Sie war ein schüchternes kleines Mädchen, das mit seinen zierlichen Fingern unentwegt kleine Kunstwerke aus Papier faltete: Orgel. Trichterwinde. Wellensittich. Sanbo - ein Tischchen für Opfergaben. All diese Werke bewahrte sie in einer mit Buntpapier beklebten Schachtel auf. Ich hatte Minami sehr jung bekommen.

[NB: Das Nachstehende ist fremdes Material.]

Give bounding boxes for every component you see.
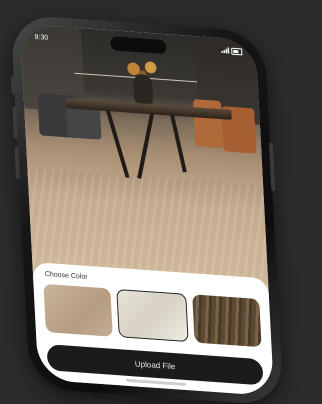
swatch-dark-walnut[interactable] (191, 294, 262, 348)
vase (132, 73, 154, 105)
table-leg (169, 113, 187, 172)
upload-file-button[interactable]: Upload File (46, 344, 264, 386)
swatch-beige-oak[interactable] (43, 284, 114, 337)
chair (192, 98, 224, 149)
home-indicator (125, 378, 187, 386)
table-leg (105, 109, 130, 178)
signal-icon (221, 47, 230, 54)
power-button (268, 142, 276, 191)
table-leg (137, 112, 155, 179)
swatch-light-grey-oak[interactable] (116, 289, 189, 343)
stage: 9:30 Choose Color Upload File (0, 0, 322, 404)
status-time: 9:30 (34, 33, 49, 42)
color-swatches (43, 284, 262, 348)
mute-switch (10, 76, 16, 95)
volume-down-button (14, 146, 21, 180)
volume-up-button (12, 106, 18, 139)
status-icons (221, 46, 243, 55)
room-preview-image (19, 23, 270, 304)
phone-mockup: 9:30 Choose Color Upload File (10, 14, 284, 404)
phone-screen: 9:30 Choose Color Upload File (19, 23, 275, 397)
battery-icon (231, 47, 243, 55)
color-picker-sheet: Choose Color Upload File (32, 262, 275, 397)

Als sie sieben war und ich Mitte zwanzig, gab es Momente, in denen ich sie ganz schön satthatte. Was mir hinterher immer so leidtat, dass ich sie besonders ungestüm in die Arme schloss. Offenbar war es eine Mischung aus meiner Jugend und Minamis kindlicher Wehrlosigkeit, die diesen Widerwillen in mir hervorrief. Wenn ich sie dann an mich riss, ließ sie es stets stumm über sich ergehen. Sie war überhaupt sehr still für ein so kleines Kind.
Damals verliebte ich mich.
Liebe - was war das eigentlich?
Der Mann, in den ich mich verliebte, war ein gewisser Nishino. Er war etwa zehn Jahre älter als ich und umarmte mich ständig.

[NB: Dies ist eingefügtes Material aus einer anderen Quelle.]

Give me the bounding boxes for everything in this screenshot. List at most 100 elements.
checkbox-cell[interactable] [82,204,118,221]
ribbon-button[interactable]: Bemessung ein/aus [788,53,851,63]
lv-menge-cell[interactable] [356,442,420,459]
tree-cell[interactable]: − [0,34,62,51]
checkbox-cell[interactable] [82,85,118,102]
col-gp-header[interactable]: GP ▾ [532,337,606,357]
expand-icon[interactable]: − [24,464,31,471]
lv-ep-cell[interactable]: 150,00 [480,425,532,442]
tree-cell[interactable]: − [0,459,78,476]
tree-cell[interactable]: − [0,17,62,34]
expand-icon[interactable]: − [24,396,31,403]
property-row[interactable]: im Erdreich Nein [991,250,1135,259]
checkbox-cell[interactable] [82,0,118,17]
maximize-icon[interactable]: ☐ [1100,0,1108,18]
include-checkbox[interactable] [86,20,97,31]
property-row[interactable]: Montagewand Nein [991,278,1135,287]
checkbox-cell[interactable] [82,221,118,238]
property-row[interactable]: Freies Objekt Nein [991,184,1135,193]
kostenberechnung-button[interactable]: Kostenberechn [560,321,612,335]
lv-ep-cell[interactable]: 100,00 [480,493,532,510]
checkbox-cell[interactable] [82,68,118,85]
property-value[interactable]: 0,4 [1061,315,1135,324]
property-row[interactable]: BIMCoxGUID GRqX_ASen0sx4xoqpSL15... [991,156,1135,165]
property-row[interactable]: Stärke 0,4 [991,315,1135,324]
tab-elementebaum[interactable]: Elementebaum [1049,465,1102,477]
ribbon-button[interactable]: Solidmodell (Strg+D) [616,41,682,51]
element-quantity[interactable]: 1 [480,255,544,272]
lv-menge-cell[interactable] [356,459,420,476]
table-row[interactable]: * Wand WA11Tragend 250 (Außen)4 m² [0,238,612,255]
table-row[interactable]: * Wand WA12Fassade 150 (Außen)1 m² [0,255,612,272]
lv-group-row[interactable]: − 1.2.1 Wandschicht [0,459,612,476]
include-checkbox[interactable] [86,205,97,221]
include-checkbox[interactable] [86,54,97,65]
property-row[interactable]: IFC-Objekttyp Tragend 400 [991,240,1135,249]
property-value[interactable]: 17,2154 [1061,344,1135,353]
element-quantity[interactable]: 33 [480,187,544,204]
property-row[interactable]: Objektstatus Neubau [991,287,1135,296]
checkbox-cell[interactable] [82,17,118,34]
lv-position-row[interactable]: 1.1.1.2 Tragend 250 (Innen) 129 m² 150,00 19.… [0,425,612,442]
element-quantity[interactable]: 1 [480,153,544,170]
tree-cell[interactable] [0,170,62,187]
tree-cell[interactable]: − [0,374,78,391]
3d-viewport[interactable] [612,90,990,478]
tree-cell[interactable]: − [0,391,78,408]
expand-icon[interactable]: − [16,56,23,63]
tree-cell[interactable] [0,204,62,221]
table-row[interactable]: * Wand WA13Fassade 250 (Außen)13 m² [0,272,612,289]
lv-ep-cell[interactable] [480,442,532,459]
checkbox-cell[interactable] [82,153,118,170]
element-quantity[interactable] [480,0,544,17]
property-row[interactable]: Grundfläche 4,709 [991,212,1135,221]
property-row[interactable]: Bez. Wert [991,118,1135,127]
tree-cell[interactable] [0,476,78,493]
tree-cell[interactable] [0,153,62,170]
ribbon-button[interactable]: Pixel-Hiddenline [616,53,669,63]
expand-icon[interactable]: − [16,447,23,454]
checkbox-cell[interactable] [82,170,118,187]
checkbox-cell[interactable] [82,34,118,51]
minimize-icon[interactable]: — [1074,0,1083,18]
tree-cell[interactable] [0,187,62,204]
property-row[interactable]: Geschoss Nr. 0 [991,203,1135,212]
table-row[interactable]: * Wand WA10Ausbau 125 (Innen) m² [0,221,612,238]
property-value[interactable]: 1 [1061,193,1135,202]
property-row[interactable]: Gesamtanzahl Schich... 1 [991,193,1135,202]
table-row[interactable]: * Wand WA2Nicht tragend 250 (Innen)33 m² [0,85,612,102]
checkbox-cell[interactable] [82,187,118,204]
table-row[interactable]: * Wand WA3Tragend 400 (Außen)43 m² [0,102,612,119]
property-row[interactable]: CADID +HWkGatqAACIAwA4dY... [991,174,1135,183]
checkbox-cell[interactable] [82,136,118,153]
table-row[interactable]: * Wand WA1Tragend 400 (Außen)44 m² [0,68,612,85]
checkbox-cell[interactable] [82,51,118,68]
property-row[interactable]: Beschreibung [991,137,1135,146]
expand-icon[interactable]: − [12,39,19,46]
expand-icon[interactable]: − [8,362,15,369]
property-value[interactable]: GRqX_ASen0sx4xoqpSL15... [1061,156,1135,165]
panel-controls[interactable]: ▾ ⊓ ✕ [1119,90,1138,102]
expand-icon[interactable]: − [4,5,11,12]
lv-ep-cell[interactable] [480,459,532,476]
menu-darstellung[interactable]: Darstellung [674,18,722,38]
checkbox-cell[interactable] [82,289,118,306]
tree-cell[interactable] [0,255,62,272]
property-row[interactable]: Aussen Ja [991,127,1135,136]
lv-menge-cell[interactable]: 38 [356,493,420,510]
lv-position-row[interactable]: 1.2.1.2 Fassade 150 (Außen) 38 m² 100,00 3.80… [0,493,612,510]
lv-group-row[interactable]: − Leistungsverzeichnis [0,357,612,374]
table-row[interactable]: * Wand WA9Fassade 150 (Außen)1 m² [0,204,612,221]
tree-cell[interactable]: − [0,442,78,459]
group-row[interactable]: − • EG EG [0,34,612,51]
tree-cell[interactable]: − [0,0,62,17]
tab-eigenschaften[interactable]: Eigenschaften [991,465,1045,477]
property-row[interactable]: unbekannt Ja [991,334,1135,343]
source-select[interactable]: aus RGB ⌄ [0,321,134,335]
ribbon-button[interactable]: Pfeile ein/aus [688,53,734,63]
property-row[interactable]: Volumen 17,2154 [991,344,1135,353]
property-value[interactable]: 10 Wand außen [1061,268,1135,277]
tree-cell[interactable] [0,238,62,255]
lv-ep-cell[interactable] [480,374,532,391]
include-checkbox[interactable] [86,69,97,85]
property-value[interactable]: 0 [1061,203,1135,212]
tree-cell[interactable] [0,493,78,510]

Als er es das erste Mal tat, blieb ich ganz still wie Minami. Überließ mich stumm seiner Umarmung, ohne darüber nachzudenken, ob es aus Liebe oder Verliebtheit geschah. Mit jedem Mal fühlte ich mich stärker zu ihm hingezogen, wohingegen seine Gefühle von Anfang an immer gleich zu bleiben schienen.
Was ist Liebe? Ein Mensch hat das Recht, einen anderen zu lieben, aber keinen Anspruch, von diesem wiedergeliebt zu werden. Nishino war also keineswegs verpflichtet, mich zu lieben. Dennoch litt ich darunter, dass er mich nicht so liebte wie ich ihn. Und weil ich so litt, wuchs meine Verliebtheit.

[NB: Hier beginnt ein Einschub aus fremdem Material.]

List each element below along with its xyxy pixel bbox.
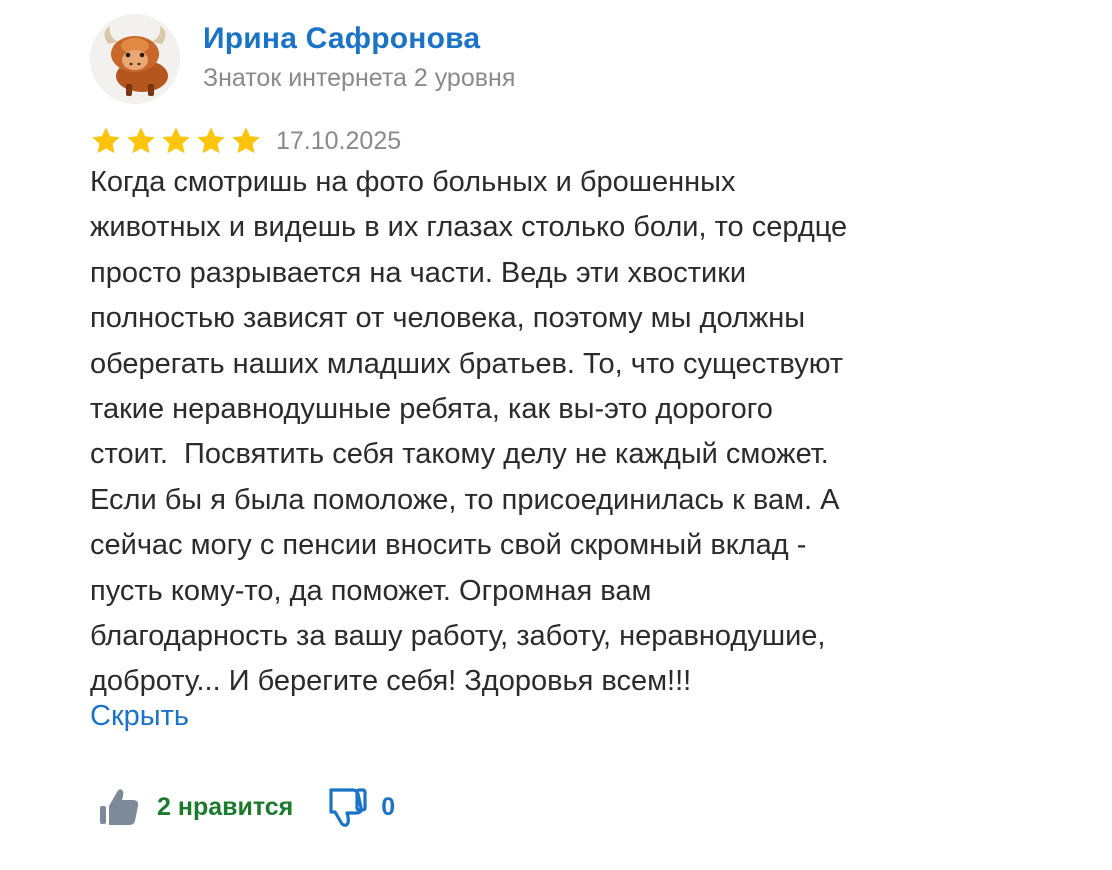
review-card: Ирина Сафронова Знаток интернета 2 уровн… — [0, 0, 1112, 870]
review-text-line: доброту... И берегите себя! Здоровья все… — [90, 665, 692, 698]
review-text-line: полностью зависят от человека, поэтому м… — [90, 302, 806, 335]
review-text-line: животных и видешь в их глазах столько бо… — [90, 211, 848, 244]
hide-review-link[interactable]: Скрыть — [90, 700, 189, 733]
thumbs-down-icon — [323, 784, 369, 830]
review-text-line: благодарность за вашу работу, заботу, не… — [90, 620, 826, 653]
like-button[interactable]: 2 нравится — [97, 784, 293, 830]
like-count: 2 нравится — [157, 792, 294, 821]
review-text-line: пусть кому-то, да поможет. Огромная вам — [90, 574, 652, 607]
author-avatar[interactable] — [90, 14, 180, 104]
review-text-line: просто разрывается на части. Ведь эти хв… — [90, 256, 747, 289]
rating-row: 17.10.2025 — [90, 122, 401, 160]
star-icon — [92, 127, 120, 154]
author-name[interactable]: Ирина Сафронова — [203, 22, 480, 56]
review-text-line: такие неравнодушные ребята, как вы-это д… — [90, 393, 773, 426]
review-text-line: Когда смотришь на фото больных и брошенн… — [90, 166, 736, 198]
star-icon — [197, 127, 225, 154]
review-text-line: стоит. Посвятить себя такому делу не каж… — [90, 438, 829, 471]
star-icon — [162, 127, 190, 154]
reactions-bar: 2 нравится 0 — [97, 782, 395, 832]
yak-avatar-icon — [104, 26, 168, 96]
rating-stars — [90, 125, 262, 157]
review-text: Когда смотришь на фото больных и брошенн… — [90, 160, 1090, 705]
dislike-button[interactable]: 0 — [323, 784, 395, 830]
review-text-line: Если бы я была помоложе, то присоединила… — [90, 483, 840, 516]
thumbs-up-icon — [97, 784, 143, 830]
review-text-line: оберегать наших младших братьев. То, что… — [90, 347, 844, 380]
author-level: Знаток интернета 2 уровня — [203, 64, 516, 92]
review-date: 17.10.2025 — [276, 126, 402, 155]
review-text-line: сейчас могу с пенсии вносить свой скромн… — [90, 529, 807, 562]
dislike-count: 0 — [381, 792, 396, 821]
star-icon — [232, 127, 260, 154]
star-icon — [127, 127, 155, 154]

Einmal ging mein Mann an den Apparat, als Nishino anrief.
»Jemand von der Versicherung«, sagte er ruhig, als er mir den Hörer reichte.
Ich beschränkte mich auf leise Äußerungen wie »ja«, »nein« oder »ich verstehe«, während Nishino sich am anderen Ende der Leitung einen Spaß daraus machte, im Ton eines Versicherungsvertreters zu erklären, er wolle jetzt sofort mit mir schlafen. Vielleicht liebte ich ihn ja in Wirklichkeit gar nicht.
Währenddessen sah mein Mann neben mir in aller Ruhe irgendwelche Papiere durch. Vielleicht wusste er alles, vielleicht nichts. In den gesamten drei Jahren, seit ich Nishino kennengelernt und mich in ihn verliebt hatte, bis ich mich allmählich von ihm distanzierte und schließlich nicht mehr mit ihm telefonierte, hatte mein Mann mir nie eine einzige Frage gestellt.
Den Blick auf seinen sauber ausrasierten Nacken gerichtet, wiederholte ich »ja«, »aha« und »genau«. Nachdem Nishino einige Minuten gesprochen hatte, legte er abrupt auf. Es war immer er, der zuerst auflegte. Wahrscheinlich mochte ich ihn gar nicht, war aber definitiv in ihn verliebt.
Manchmal nahm ich Minami mit, wenn ich mich mit Nishino traf. Auf seinen Wunsch.
»Wenn man Kinder hat, sollten es Töchter sein«, sagte er immer. Nishino war nicht verheiratet. Obwohl er damals schon über vierzig war. Er war sieben Jahre älter als mein Mann, besaß aber nicht annähernd dessen kühle Gelassenheit. Doch obwohl Nishino eher weltfremd wirkte, schien er beruflich ziemlich erfolgreich zu sein. Ich weiß noch, wie erstaunt ich war, als ich bei unserer ersten Begegnung auf seiner Visitenkarte las, was für eine gehobene Position er hatte.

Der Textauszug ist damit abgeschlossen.